In-between, I had ample opportunity to try LPs where the source recordings, rather than the pressings, were less than ideal. However much I love Motown, the sound always seemed to be mastered for maximum impact over AM radio. The Four Tops’ Reach Out from Speakers’ Corner provided me with the most powerful experience yet of ‘Bernadette’, with full-on Motown session men heard in all their virtuosity. What the Sumiko provided, thanks to exceptional overall coherence, was an opportunity to absorb it as a whole while at the same time ignoring a coarseness I usually hear on Motown material of that era.

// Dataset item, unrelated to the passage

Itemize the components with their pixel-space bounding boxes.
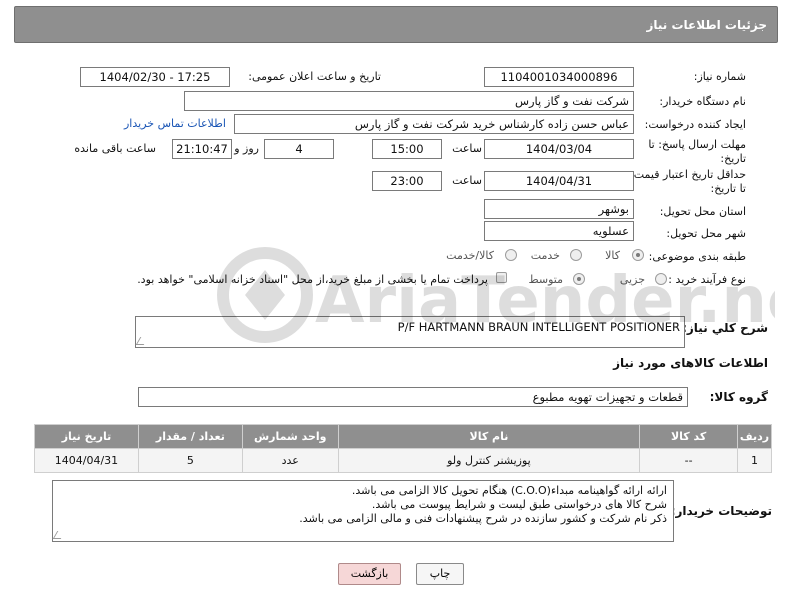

The Palo Santos reminded me repeatedly of the original Koetsu Rosewood, in every area except for two. While warmer than recent modern cartridges, especially with vocals as evinced by Ms Lee, Rickie Lee Jones and even Nirvana, this MC is ‘one click toward “warm”,’ according to Sumiko’s John Hunter, who developed it. By this colloquial measure, a Rosewood is two or three ‘clicks’ warmer than the median. As I was listening to valves, I didn’t notice a sudden chill, but the difference is audible on voices and acoustic instruments. Side by side, then, the Sumiko is like a Koetsu after a week on an all-protein diet.

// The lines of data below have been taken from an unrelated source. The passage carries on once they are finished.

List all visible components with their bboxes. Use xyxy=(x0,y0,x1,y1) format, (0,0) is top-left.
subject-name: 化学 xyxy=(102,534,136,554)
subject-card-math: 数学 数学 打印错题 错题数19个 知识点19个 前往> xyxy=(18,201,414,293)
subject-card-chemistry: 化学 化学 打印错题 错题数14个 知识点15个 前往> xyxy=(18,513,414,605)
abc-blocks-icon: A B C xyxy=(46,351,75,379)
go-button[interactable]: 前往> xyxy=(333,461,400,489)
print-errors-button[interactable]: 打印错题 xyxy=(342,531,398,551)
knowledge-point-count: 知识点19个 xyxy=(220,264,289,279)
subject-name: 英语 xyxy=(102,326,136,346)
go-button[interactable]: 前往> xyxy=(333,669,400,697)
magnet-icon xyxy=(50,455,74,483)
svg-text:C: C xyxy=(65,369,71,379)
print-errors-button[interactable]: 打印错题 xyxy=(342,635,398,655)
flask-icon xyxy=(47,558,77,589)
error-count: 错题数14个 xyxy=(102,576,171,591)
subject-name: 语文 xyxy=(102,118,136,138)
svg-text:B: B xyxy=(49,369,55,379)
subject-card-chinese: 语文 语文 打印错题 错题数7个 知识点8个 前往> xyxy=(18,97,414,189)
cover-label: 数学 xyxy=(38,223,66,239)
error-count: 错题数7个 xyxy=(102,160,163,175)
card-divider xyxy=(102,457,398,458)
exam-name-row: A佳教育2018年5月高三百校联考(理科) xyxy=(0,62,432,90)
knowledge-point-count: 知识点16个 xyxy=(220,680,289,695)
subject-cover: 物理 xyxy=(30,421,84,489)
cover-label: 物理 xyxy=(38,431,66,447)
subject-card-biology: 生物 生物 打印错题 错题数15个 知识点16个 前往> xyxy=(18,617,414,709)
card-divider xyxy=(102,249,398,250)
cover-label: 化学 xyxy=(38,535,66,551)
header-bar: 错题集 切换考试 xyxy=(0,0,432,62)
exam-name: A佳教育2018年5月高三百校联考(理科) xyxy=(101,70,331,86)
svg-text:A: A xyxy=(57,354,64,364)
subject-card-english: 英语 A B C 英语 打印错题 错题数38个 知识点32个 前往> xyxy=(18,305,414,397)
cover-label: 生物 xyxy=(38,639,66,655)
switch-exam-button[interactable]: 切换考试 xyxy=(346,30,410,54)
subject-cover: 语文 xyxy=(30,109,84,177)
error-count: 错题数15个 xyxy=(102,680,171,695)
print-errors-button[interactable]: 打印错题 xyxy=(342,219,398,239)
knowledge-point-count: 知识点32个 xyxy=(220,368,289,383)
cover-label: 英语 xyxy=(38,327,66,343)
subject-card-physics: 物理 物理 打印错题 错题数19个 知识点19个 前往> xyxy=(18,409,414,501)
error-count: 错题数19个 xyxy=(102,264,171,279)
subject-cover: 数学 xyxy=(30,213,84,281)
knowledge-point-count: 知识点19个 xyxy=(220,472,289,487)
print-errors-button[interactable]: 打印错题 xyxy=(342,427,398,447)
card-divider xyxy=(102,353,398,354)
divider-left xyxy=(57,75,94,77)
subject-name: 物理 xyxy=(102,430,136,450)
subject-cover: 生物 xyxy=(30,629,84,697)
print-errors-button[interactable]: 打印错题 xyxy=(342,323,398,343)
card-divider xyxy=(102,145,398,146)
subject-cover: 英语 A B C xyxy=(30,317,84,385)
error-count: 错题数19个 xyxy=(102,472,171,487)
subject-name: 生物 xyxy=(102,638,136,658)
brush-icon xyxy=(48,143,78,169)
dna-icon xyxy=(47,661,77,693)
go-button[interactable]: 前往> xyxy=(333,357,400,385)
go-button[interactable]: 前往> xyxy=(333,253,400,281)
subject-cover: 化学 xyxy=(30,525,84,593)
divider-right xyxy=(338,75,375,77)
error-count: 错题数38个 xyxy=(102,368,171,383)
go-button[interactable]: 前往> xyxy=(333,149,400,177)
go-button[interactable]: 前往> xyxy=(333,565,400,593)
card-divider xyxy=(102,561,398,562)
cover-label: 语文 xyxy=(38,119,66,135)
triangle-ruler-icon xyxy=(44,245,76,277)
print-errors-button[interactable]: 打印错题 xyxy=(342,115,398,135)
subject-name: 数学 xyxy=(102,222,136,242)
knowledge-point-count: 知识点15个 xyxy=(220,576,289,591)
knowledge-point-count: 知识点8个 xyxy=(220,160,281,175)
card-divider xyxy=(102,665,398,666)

Scale defines the second variance. Early Koetsu always delivered a perfectly cavernous, wide and deep soundstage, like a Denon 103D. The Sumiko favours width over depth, and I can only illustrate this with a home cinema analogy. If the Koetsu is widescreen of 1.85:1, but deeper; the Sumiko is 2.35:1. Those points aside, the Palo Santos is a true thoroughbred, and a blissful mid-point between the modern and the classic. 
 

VERDICT

While the issue of price – £2k for a cartridge! – will antagonise many, especially when an anticipated 1200 hour stylus life means that it costs around 80p to listen to an LP, that pales into insignificance when you hear the magic this MC can conjure. With tracking ability equal to pedigree MMs, the Sumiko sails through tough passages, delivering sweet treble and solid images. This is why we love vinyl.